I’m not that interested in firewall logs. They’re nice to have and very occasionally valuable when debugging something, but most of the time I’d rather they weren’t in my kernel log.

An answer: ulogd2 ^

One answer to this problem is ulogd2. ulogd2 is a userspace logging daemon into which you can feed netfilter data and have it log it in a flexible way, to multiple different formats and destinations.

I actually already use it to log certain firewall things to a MariaDB database for monitoring purposes, but you can also emit plain text, JSON, netflow and all manner of things. Since I’m already running it I decided to switch my general firewall logging to it.

Configuring ulogd2 ^

I added the following to /etc/ulogd.conf:

# This one for logging to local file in emulated syslog format.
stack=log2:NFLOG,base1:BASE,ifi1:IFINDEX,ip2str1:IP2STR,print1:PRINTPKT,emu1:LOGEMU
 
[log2]
group=2
 
[emu1]
file="/var/log/iptables_ulogd2.log"
sync=1

I already had a stack called log1 for logging to MariaDB, so I called the new one log2 with its output being emu1.
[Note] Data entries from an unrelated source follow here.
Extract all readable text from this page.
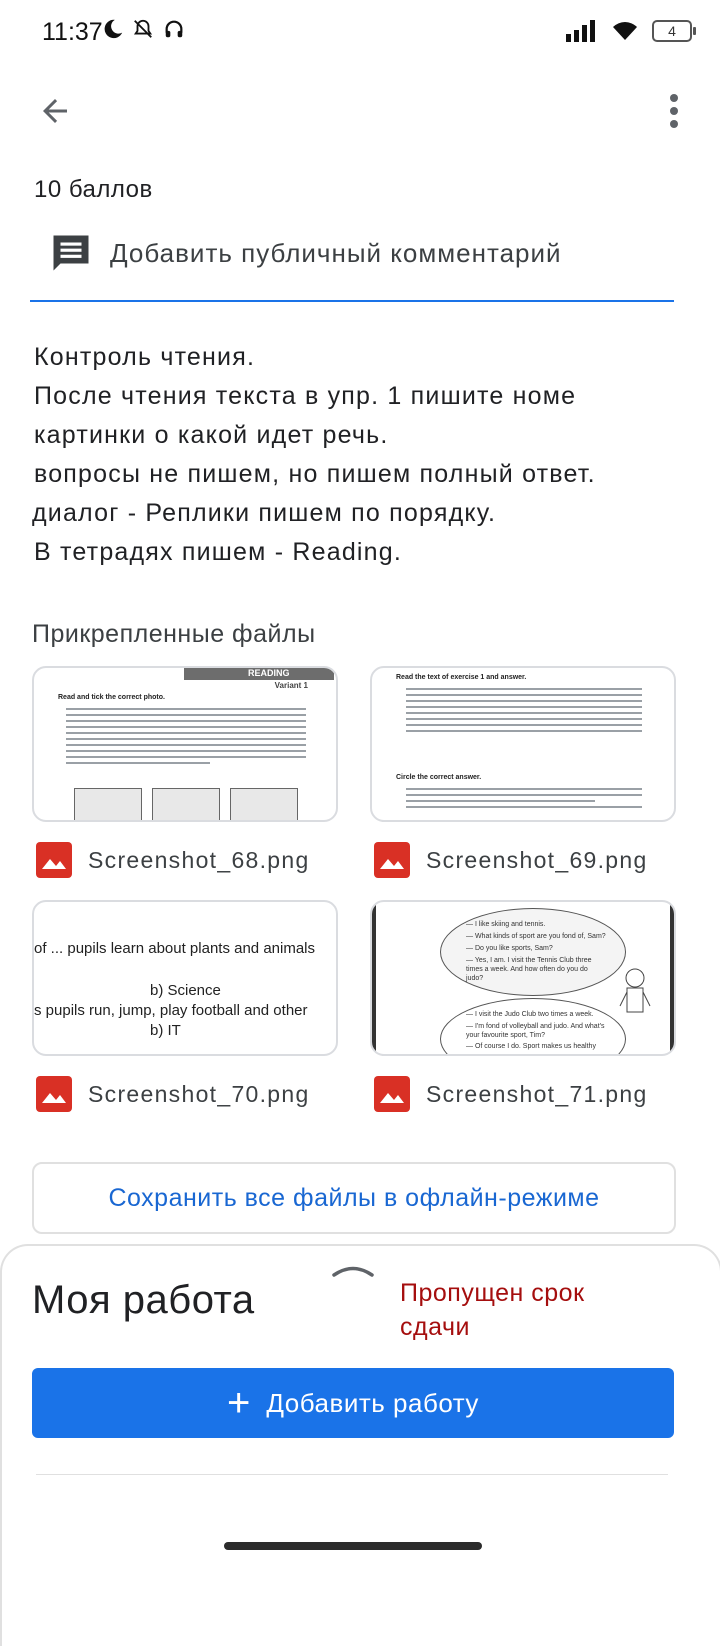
11:37	4
10 баллов
Добавить публичный комментарий
Контроль чтения.
После чтения текста в упр. 1 пишите номе
картинки о какой идет речь.
вопросы не пишем, но пишем полный ответ.
диалог - Реплики пишем по порядку.
В тетрадях пишем - Reading.
Прикрепленные файлы
READING
Variant 1
Read and tick the correct photo.
Read the text of exercise 1 and answer.
Circle the correct answer.
Screenshot_68.png	Screenshot_69.png
of ... pupils learn about plants and animals
b) Science
s pupils run, jump, play football and other
b) IT
— I like skiing and tennis.
— What kinds of sport are you fond of, Sam?
— Do you like sports, Sam?
— Yes, I am. I visit the Tennis Club three times a week. And how often do you do judo?
— I visit the Judo Club two times a week.
— I'm fond of volleyball and judo. And what's your favourite sport, Tim?
— Of course I do. Sport makes us healthy
Screenshot_70.png	Screenshot_71.png
Сохранить все файлы в офлайн-режиме
Моя работа	Пропущен срок сдачи
+ Добавить работу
The log2 section can then be told to expect messages from netfilter group 2. Don’t worry about this, just know that this is what you refer to in your firewall rules, and you can’t use group 0 because that’s used for something else.

The emu1 section then says which file to write this stuff to.

That’s it. Restart the daemon.

Configuring iptables ^

Now it’s time to make iptables log to netfilter group 2 instead of its normal LOG target. As a reminder, here’s what the rule was like before:

-A INPUT -m limit --limit 1/s -p icmp -j LOG --log-level 7 --log-prefix "ICMP: "

And here’s what you’d change it to:

-A INPUT -m limit --limit 1/s -p icmp -j NFLOG --nflog-group 2 --nflog-prefix "ICMP:"

The --nflog-group 2 needs to match what you put in /etc/ulogd.conf.

You’re now logging with ulogd2 and none of this will be going to the kernel log buffer. Don’t forget to rotate the new log file! Or maybe you’d like to play with logging this as JSON or into a SQLite DB?

2 thoughts on “Keeping firewall logs out of Linux’s kernel log with ulogd2

  1. Thank you for this article, and the explanations since they throw light on ulogd2 logging methods for newbies like me

  2. Thank you for the article, very insightful. I was wondering if you would happen to know of any way to forward the logs recorded by ulogd to a remote server ? Cannot find any solution on the internet, any help would be greatly appreciated! Thank you.